Rancher Server 设置
- Rancher 版本:2.8.5
- 安装选项 (Docker install/Helm Chart): Helm Chart
- 如果是 Helm Chart 安装,需要提供 Local 集群的类型(RKE1, RKE2, k3s, EKS, 等)和版本: RKE2 v1.27.16+rke2r2
- 在线或离线部署:在线
下游集群信息
- Kubernetes 版本: v1.27.16+rke2r2
- Cluster Type (Local/Downstream): Downstream
- 如果 Downstream,是什么类型的集群?(自定义/导入或为托管 等): 托管rke2
用户信息
- 登录用户的角色是什么? (管理员/集群所有者/集群成员/项目所有者/项目成员/自定义):
- 如果自定义,自定义权限集:
主机操作系统: Ubuntu 20.04.5 LTS 5.4.0-186-generic
问题描述:
helm upgrade rancher rancher-stable/rancher --version=2.9.1 --namespace cattle-system --set hostname=dev-rancher.test.com --set ingress.tls.source=secret --set replicas=2 --set rancherImage=docker.m.daocloud.io/rancher/rancher --set systemDefaultRegistry=docker.m.daocloud.io --debug
通过上面命令将rancher从v2.8.5升级到 2.9.1之后,下游集群自动将calico组件uninstall掉,之后装了个rke2-canal。(升级期间下游集群的业务访问出现504,是因为这个组件替换过程导致的?)
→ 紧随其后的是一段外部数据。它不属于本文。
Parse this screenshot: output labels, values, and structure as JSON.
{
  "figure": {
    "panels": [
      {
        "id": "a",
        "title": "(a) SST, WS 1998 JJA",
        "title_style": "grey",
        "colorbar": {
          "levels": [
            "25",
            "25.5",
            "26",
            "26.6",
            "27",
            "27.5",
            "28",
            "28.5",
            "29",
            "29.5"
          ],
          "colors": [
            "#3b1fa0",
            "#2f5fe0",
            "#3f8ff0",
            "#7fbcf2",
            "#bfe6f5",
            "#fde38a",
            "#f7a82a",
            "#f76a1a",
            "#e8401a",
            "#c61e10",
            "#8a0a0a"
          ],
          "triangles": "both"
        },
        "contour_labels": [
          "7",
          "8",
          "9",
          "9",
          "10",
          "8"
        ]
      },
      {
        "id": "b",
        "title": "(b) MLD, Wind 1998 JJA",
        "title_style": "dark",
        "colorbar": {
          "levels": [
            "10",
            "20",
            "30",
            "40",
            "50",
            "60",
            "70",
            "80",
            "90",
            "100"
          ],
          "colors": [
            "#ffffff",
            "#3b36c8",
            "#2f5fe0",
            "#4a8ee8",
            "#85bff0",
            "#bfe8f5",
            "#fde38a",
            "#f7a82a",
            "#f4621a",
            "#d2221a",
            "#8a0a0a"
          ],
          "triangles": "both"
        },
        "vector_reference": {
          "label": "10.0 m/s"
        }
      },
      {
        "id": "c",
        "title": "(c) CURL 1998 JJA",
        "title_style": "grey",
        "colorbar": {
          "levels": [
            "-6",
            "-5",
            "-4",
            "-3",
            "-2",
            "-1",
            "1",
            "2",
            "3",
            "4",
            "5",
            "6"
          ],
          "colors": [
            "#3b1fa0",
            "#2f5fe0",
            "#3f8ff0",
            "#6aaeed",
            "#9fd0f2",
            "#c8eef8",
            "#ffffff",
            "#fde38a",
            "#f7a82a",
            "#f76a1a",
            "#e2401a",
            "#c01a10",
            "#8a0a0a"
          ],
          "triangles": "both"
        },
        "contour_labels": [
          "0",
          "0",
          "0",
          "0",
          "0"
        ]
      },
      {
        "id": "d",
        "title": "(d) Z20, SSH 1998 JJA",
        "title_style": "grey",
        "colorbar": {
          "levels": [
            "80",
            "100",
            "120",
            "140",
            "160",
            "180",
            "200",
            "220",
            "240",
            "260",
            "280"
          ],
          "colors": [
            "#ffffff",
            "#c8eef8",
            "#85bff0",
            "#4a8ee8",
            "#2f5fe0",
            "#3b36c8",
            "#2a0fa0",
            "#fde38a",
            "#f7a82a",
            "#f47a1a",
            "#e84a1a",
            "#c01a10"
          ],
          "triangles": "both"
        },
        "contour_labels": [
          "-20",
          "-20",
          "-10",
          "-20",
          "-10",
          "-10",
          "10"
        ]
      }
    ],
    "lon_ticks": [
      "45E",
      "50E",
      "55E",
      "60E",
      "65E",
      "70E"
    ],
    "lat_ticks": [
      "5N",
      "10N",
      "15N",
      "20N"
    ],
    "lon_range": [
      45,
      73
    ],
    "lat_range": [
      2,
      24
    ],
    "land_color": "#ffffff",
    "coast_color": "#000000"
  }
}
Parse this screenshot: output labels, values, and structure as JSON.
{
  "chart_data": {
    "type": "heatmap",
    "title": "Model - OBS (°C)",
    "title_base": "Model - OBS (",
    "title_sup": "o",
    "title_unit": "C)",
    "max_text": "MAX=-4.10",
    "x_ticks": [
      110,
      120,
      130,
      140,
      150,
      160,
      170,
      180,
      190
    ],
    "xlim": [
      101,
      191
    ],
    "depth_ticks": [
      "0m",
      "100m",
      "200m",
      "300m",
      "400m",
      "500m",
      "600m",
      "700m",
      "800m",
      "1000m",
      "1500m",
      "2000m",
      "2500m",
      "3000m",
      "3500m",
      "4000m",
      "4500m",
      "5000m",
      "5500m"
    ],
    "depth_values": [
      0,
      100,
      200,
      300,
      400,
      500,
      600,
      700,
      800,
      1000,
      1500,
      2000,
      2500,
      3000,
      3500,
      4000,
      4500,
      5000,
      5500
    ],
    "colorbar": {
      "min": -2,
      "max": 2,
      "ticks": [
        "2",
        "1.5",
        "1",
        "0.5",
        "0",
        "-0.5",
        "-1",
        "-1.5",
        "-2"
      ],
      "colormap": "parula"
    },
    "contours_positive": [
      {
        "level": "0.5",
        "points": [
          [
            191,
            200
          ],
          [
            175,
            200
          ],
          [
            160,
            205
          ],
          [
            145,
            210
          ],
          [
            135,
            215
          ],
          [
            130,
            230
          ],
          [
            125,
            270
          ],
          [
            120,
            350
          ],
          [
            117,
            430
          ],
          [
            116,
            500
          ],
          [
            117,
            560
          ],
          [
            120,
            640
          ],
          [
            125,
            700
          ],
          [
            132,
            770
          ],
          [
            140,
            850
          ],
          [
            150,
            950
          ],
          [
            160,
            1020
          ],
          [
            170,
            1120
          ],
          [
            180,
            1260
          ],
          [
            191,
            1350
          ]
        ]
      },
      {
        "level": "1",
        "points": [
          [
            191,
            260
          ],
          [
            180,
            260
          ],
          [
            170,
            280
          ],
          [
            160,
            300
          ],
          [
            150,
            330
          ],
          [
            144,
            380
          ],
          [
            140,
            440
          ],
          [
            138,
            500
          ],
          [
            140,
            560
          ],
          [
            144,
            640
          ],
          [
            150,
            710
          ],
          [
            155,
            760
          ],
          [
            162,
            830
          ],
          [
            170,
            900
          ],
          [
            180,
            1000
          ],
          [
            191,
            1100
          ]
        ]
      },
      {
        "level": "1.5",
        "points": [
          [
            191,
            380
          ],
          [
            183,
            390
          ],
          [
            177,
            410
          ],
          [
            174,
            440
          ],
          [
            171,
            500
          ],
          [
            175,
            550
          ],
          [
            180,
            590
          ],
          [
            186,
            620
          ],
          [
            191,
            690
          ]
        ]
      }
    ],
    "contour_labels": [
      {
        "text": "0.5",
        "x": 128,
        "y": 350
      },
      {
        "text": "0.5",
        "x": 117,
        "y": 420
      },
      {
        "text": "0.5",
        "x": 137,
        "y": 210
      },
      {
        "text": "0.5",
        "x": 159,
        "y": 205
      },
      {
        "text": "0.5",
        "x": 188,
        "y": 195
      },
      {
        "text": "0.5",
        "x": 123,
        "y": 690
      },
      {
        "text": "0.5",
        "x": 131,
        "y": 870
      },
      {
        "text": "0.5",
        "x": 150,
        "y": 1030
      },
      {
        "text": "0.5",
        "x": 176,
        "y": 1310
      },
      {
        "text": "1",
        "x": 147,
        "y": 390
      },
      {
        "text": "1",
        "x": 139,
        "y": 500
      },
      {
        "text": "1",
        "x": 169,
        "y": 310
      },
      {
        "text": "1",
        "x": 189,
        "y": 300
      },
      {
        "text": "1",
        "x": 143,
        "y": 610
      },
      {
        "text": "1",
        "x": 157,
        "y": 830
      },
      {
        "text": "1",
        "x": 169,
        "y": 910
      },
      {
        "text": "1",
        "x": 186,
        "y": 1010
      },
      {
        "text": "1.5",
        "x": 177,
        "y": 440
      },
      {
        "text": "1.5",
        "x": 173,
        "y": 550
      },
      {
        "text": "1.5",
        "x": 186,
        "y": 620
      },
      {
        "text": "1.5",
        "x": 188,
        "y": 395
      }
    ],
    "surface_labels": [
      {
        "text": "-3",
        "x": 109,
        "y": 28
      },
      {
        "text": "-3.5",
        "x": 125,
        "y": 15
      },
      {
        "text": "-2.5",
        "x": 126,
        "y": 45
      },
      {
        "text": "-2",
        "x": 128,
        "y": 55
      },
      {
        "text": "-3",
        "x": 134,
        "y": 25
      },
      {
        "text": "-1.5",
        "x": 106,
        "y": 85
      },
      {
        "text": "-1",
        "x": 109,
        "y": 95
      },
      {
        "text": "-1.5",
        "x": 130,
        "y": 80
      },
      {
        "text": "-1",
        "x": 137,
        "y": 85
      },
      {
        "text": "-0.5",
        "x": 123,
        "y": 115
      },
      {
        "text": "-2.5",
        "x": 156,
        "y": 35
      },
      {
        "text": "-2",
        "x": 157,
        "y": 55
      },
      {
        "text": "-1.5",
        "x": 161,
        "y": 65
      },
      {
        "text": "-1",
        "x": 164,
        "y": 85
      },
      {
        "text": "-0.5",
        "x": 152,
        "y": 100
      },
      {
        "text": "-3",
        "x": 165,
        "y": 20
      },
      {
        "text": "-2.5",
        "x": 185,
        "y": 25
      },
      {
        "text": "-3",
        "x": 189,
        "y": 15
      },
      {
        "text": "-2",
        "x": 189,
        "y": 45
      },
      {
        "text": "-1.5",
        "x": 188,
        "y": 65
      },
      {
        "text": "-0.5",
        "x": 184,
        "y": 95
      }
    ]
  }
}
之后UI上看到下游集群全部失联了,查看下游集群cattle-cluster-agent pod的日志,出现大量报错
root@sysadm-test-master1:~# kubectl -n cattle-system logs cattle-cluster-agent-758c48f97f-rts7w
INFO: Environment: CATTLE_ADDRESS=10.42.1.2 CATTLE_AGENT_FALLBACK_PATH=/opt/rke2/bin CATTLE_CA_CHECKSUM= CATTLE_CLUSTER=true CATTLE_CLUSTER_AGENT_PORT=tcp://10.43.238.207:80 CATTLE_CLUSTER_AGENT_PORT_443_TCP=tcp://10.43.238.207:443 CATTLE_CLUSTER_AGENT_PORT_443_TCP_ADDR=10.43.238.207 CATTLE_CLUSTER_AGENT_PORT_443_TCP_PORT=443 CATTLE_CLUSTER_AGENT_PORT_443_TCP_PROTO=tcp CATTLE_CLUSTER_AGENT_PORT_80_TCP=tcp://10.43.238.207:80 CATTLE_CLUSTER_AGENT_PORT_80_TCP_ADDR=10.43.238.207 CATTLE_CLUSTER_AGENT_PORT_80_TCP_PORT=80 CATTLE_CLUSTER_AGENT_PORT_80_TCP_PROTO=tcp CATTLE_CLUSTER_AGENT_SERVICE_HOST=10.43.238.207 CATTLE_CLUSTER_AGENT_SERVICE_PORT=80 CATTLE_CLUSTER_AGENT_SERVICE_PORT_HTTP=80 CATTLE_CLUSTER_AGENT_SERVICE_PORT_HTTPS_INTERNAL=443 CATTLE_CLUSTER_REGISTRY=docker.m.daocloud.io CATTLE_FEATURES=embedded-cluster-api=false,fleet=false,multi-cluster-management=false,multi-cluster-management-agent=true,provisioningv2=false,rke2=false,ui-sql-cache=false CATTLE_INGRESS_IP_DOMAIN=sslip.io CATTLE_INSTALL_UUID=b39532d4-7172-43d9-92f2-d120994e1c65 CATTLE_INTERNAL_ADDRESS= CATTLE_IS_RKE=false CATTLE_K8S_MANAGED=true CATTLE_NODE_NAME=cattle-cluster-agent-758c48f97f-rts7w CATTLE_RANCHER_PROVISIONING_CAPI_VERSION= CATTLE_RANCHER_WEBHOOK_VERSION=104.0.1+up0.5.1 CATTLE_SERVER=https://dev-rancher.test.com CATTLE_SERVER_VERSION=v2.9.1
INFO: Using resolv.conf: search cattle-system.svc.cluster.local svc.cluster.local cluster.local nameserver 10.43.0.10 options ndots:5
INFO: https://dev-rancher.shanqu.cc/ping is accessible
INFO: dev-rancher.shanqu.cc resolves to xxx.xxx.xxx.xxx
time="2025-07-03T06:12:15Z" level=info msg="Listening on /tmp/log.sock"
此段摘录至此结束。